The conference had its shortcomings. As is often the case, there were too few women and young people. No one came from countries such as Albania, Austria, and Bulgaria nor from the Baltic and Scandinavian states. The shortcomings did not prevent many participants from feeling that something new and worthwhile was taking place. Some of them pledged to continue meetings and dialogues with their rivals/partners in local communities. The conference endorsed the Planning Committee's continued work, not with the purpose of establishing an organization but seeing how the same process may be encouraged to take place in other location. A specific invitation to organize a similar conference in Skopje, Macedonia, was found by many as intriguing.
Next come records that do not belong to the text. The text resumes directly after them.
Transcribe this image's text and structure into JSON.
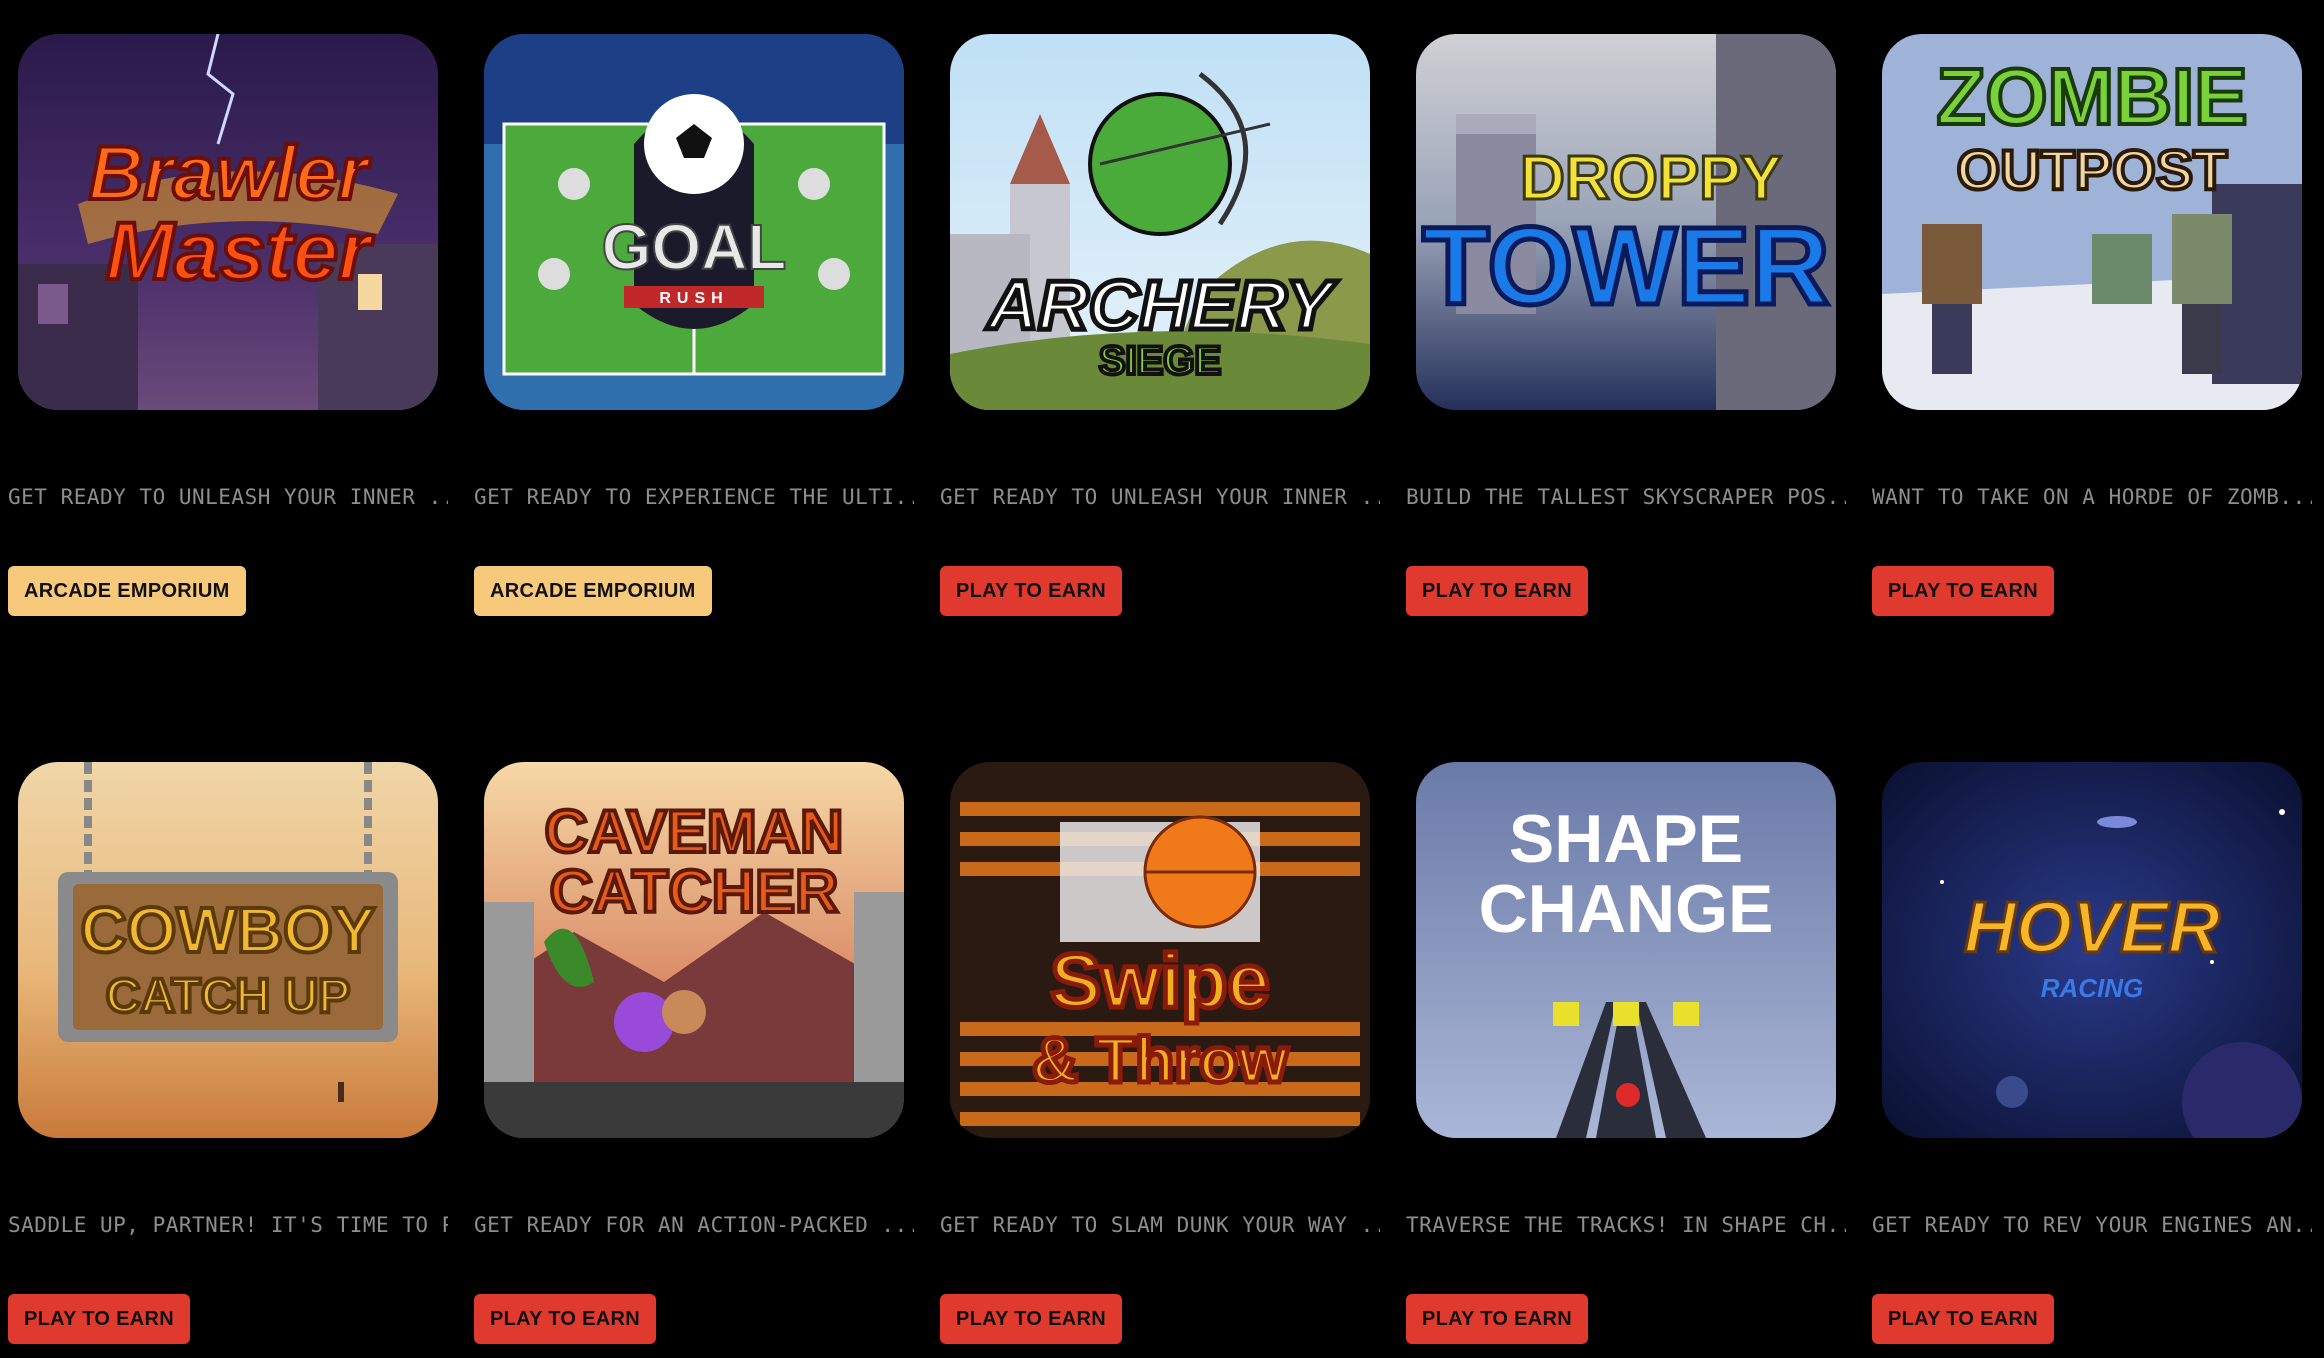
{
  "games": [
    {
      "title_line1": "Brawler",
      "title_line2": "Master",
      "description": "GET READY TO UNLEASH YOUR INNER ...",
      "tag": "ARCADE EMPORIUM",
      "tag_type": "arcade",
      "bg": "#3a2a5a"
    },
    {
      "title_line1": "GOAL",
      "title_line2": "RUSH",
      "description": "GET READY TO EXPERIENCE THE ULTI...",
      "tag": "ARCADE EMPORIUM",
      "tag_type": "arcade",
      "bg": "#3f8a3a"
    },
    {
      "title_line1": "ARCHERY",
      "title_line2": "SIEGE",
      "description": "GET READY TO UNLEASH YOUR INNER ...",
      "tag": "PLAY TO EARN",
      "tag_type": "earn",
      "bg": "#7fa7c9"
    },
    {
      "title_line1": "DROPPY",
      "title_line2": "TOWER",
      "description": "BUILD THE TALLEST SKYSCRAPER POS...",
      "tag": "PLAY TO EARN",
      "tag_type": "earn",
      "bg": "#2b3f6b"
    },
    {
      "title_line1": "ZOMBIE",
      "title_line2": "OUTPOST",
      "description": "WANT TO TAKE ON A HORDE OF ZOMB...",
      "tag": "PLAY TO EARN",
      "tag_type": "earn",
      "bg": "#8aa0c7"
    },
    {
      "title_line1": "COWBOY",
      "title_line2": "CATCH UP",
      "description": "SADDLE UP, PARTNER! IT'S TIME TO PU...",
      "tag": "PLAY TO EARN",
      "tag_type": "earn",
      "bg": "#d9a46a"
    },
    {
      "title_line1": "CAVEMAN",
      "title_line2": "CATCHER",
      "description": "GET READY FOR AN ACTION-PACKED ...",
      "tag": "PLAY TO EARN",
      "tag_type": "earn",
      "bg": "#a86a4a"
    },
    {
      "title_line1": "Swipe",
      "title_line2": "& Throw",
      "description": "GET READY TO SLAM DUNK YOUR WAY ...",
      "tag": "PLAY TO EARN",
      "tag_type": "earn",
      "bg": "#3a2418"
    },
    {
      "title_line1": "SHAPE",
      "title_line2": "CHANGE",
      "description": "TRAVERSE THE TRACKS! IN SHAPE CH...",
      "tag": "PLAY TO EARN",
      "tag_type": "earn",
      "bg": "#7a8ab3"
    },
    {
      "title_line1": "HOVER",
      "title_line2": "RACING",
      "description": "GET READY TO REV YOUR ENGINES AN...",
      "tag": "PLAY TO EARN",
      "tag_type": "earn",
      "bg": "#1b2350"
    }
  ],
  "colors": {
    "earn": "#e03a2f",
    "arcade": "#f7c97a",
    "background": "#000000",
    "description_text": "#8e8e8e"
  }
}
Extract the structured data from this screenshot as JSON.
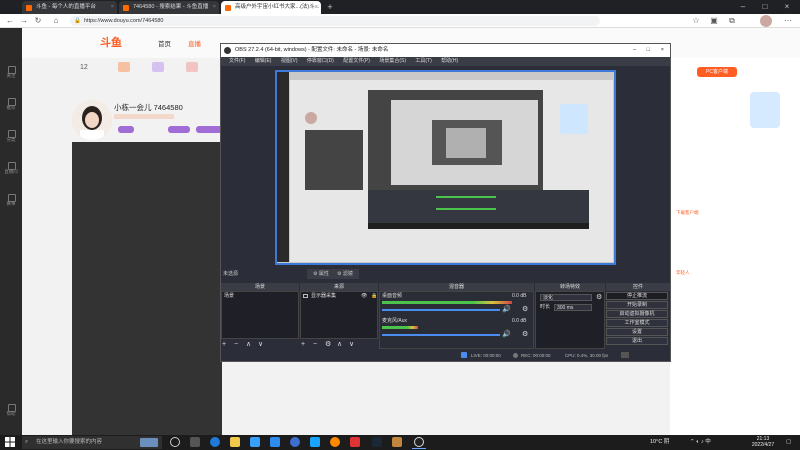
{
  "browser": {
    "tabs": [
      {
        "label": "斗鱼 - 每个人的直播平台"
      },
      {
        "label": "7464580 - 搜索结果 - 斗鱼直播"
      },
      {
        "label": "高级户外宇宙小红书大家...(法)斗..."
      }
    ],
    "url": "https://www.douyu.com/7464580"
  },
  "site": {
    "logo": "斗鱼",
    "nav": [
      "首页",
      "直播"
    ],
    "streamer": {
      "name": "小栋一会儿 7464580",
      "level": "12"
    },
    "right_texts": [
      "PC客户端",
      "下载客户端",
      "年轻人"
    ]
  },
  "left_nav": [
    {
      "label": "关注"
    },
    {
      "label": "推荐"
    },
    {
      "label": "分类"
    },
    {
      "label": "直播间"
    },
    {
      "label": "赛事"
    },
    {
      "label": "帮助"
    }
  ],
  "obs": {
    "title": "OBS 27.2.4 (64-bit, windows) - 配置文件: 未命名 - 场景: 未命名",
    "menu": [
      "文件(F)",
      "编辑(E)",
      "视图(V)",
      "停靠窗口(D)",
      "配置文件(P)",
      "场景集合(S)",
      "工具(T)",
      "帮助(H)"
    ],
    "scene_bar": [
      "未选源",
      "属性",
      "滤镜"
    ],
    "docks": {
      "scenes": {
        "title": "场景",
        "items": [
          "场景"
        ]
      },
      "sources": {
        "title": "来源",
        "items": [
          "显示器采集"
        ]
      },
      "mixer": {
        "title": "混音器",
        "tracks": [
          {
            "name": "桌面音频",
            "db": "0.0 dB"
          },
          {
            "name": "麦克风/Aux",
            "db": "0.0 dB"
          }
        ]
      },
      "transitions": {
        "title": "转场特效",
        "type": "淡化",
        "duration_label": "时长",
        "duration": "300 ms"
      },
      "controls": {
        "title": "控件",
        "buttons": [
          "停止推流",
          "开始录制",
          "启动虚拟摄像机",
          "工作室模式",
          "设置",
          "退出"
        ]
      }
    },
    "status": {
      "live": "LIVE: 00:00:00",
      "rec": "REC: 00:00:00",
      "cpu": "CPU: 0.4%, 30.00 fps"
    }
  },
  "taskbar": {
    "search_placeholder": "在这里输入你要搜索的内容",
    "weather": "10°C 阴",
    "time": "21:13",
    "date": "2022/4/27"
  }
}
The second event was the Summer School "Interconfessional Dialogue and Understanding" that took place in Ulcinj, a small resort town on the Yugoslav-Albanian border in Montenegro, July 2-14, 1995. This was the third session of the school, the first having been held in 1993 in Novi Pazar (the Sandzak area of Serbia), the second in 1994 in Ohrid, Macedonia. The summer school is a cooperative effort by a peace group in Subotica, Voyvodina (Yugoslavia) and group of British and Dutch scholars. Most of the funding was provided by the government of Holland.

For the third session, which had to be reduced in duration and the number of participants because an expected source of funding did not materialize, seventy-five students and about ten faculty were brought together. The majority of the students were from various parts of Yugoslavia (Serbia, Voyvodina, Kosovo, Montenegro), Macedonia, Croatia, Italy, Romania, Turkey, Greece, Holland, Denmark and Great Britain while the faculty came from Great Britain, USA, Holland, Italy, and Yugoslavia. Daily the students attended several lectures dealing with subjects such as civil society and civil religion, conflict resolution techniques, the role of religion in history, and concepts of democratic social developments. The participants also interacted with faculty and each other in discussion groups and carried out field work by engaging local Orthodox and Muslim clergy in conversations.

Both undergraduate and graduate students were present, as well as young professionals such as teachers and journalists. Most of them ranged in age from twenty to thirty years. They mixed well, though there were also obvious reluctances and anxieties at the outset. For instance, at the beginning it was obvious that Serb and Kosovo Albanian students were somewhat reluctant to interact as the political events have raised suspicions and distanced them from each other. But as the program advanced it was obvious that such artificial barriers separating ethnic groups would not stand in the way of these young intellectuals from exploring issues of common interest and even socializing with one another--something that was quite natural prior to the recent Balkan warfare but is now frowned upon by many nationalists of that area. The older of the participants were frankly nostalgic for the time when young people from the entire area had mutually friendly relations but are now being kept apart by new borders, real and artificial. Tentative plans were made to organize the next summer school somewhere in Croatia, pending, of course, the availability of funding and the willingness of the government of the host country to grant visas to all invited.

Surely these two events are not going to change the confrontational situation of the present moment, but perhaps events like this provide some seed for trust-building that will be necessary if and when the war-makers exhaust themselves and the chance for building bridges between ethnoreligious groups presents itself. Training for democratic decision-making in society and religious organizations will come in handy when people realize that national chauvinism is a destructive madness unable to offer lasting progress and happiness for the people of Eastern Europe.